Can we just scale up Denmark?

The ever-inquisitive Matt Yglesias asks why the successful social welfare policies of smaller countries cannot be scaled up to a larger level.  I don’t know of serious work on this question (there are papers on whether smallness is an advantage for economic growth, but that is not the same issue), so we should not jump to hasty conclusions.  Nonetheless I can think of a few factors:

1. Perhaps homogeneity is the advantage, not smallness per se.  So a Denmark of 150 million people might work quite well, if only there were 150 million Danes.  There aren’t, and if we imagine the Danish population growing they might not stay so homogeneous in nature.  Peer effects dissipate or perhaps turn negative at some scale.

2. Perhaps the ability to dispense with federalism helps government efficiency in small countries.  I favor federalism for larger units, such as the United States, but I think of it as a necessary evil.  Singapore and New Zealand don’t have much federalism, nor should they.

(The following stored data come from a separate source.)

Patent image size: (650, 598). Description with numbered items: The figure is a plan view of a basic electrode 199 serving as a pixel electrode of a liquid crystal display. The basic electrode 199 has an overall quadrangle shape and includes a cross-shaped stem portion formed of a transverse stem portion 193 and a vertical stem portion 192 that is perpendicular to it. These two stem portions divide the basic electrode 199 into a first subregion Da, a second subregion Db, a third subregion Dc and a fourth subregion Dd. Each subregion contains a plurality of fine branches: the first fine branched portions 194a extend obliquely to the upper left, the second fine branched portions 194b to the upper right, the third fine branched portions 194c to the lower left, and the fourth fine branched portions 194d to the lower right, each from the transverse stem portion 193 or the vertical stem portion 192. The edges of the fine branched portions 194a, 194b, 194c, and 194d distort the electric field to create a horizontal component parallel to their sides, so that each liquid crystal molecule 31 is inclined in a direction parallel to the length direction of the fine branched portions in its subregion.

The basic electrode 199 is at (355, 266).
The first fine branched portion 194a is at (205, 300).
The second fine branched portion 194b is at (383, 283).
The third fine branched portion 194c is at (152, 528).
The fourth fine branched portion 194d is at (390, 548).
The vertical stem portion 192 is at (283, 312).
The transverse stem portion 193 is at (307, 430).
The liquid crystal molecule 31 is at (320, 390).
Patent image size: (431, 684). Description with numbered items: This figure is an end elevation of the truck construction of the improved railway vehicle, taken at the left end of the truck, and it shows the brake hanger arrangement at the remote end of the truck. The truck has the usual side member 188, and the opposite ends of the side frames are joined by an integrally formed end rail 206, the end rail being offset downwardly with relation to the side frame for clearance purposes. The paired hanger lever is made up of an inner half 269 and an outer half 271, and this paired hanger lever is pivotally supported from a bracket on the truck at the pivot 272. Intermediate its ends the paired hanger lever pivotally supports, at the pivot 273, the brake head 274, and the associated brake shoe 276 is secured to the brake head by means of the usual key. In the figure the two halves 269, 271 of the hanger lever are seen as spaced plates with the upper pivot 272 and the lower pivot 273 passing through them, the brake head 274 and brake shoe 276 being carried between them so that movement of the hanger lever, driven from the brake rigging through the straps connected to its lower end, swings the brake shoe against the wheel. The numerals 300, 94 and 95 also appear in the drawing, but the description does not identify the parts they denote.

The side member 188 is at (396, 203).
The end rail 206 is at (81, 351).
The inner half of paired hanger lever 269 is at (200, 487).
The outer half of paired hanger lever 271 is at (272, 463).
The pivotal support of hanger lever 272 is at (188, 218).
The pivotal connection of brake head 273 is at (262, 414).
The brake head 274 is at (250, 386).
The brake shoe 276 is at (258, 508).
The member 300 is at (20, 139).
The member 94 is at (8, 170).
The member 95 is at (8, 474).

3. Concentration of power in a major city may account for some of the special properties of small countries.  It is often striking how many of the small-country elites went to the same high school, and they can strike efficient political bargains relatively easily; postwar Austria has been cited as an example.  Larger size makes these Coasian bargains impossible.  Note that Stockholm, Copenhagen, Helsinki, and Oslo are all far more important than the second cities in those countries. 

4. Feelings of social solidarity are limited across space and across numbers, and this simply won’t change.

5. Orderly countries aren’t very interested in larger political units.  The Nordic countries have in the past existed in larger political confederations, but somebody always was persnickety enough to break away.  Many of the Nordic countries, even today, are relatively skeptical about the EU.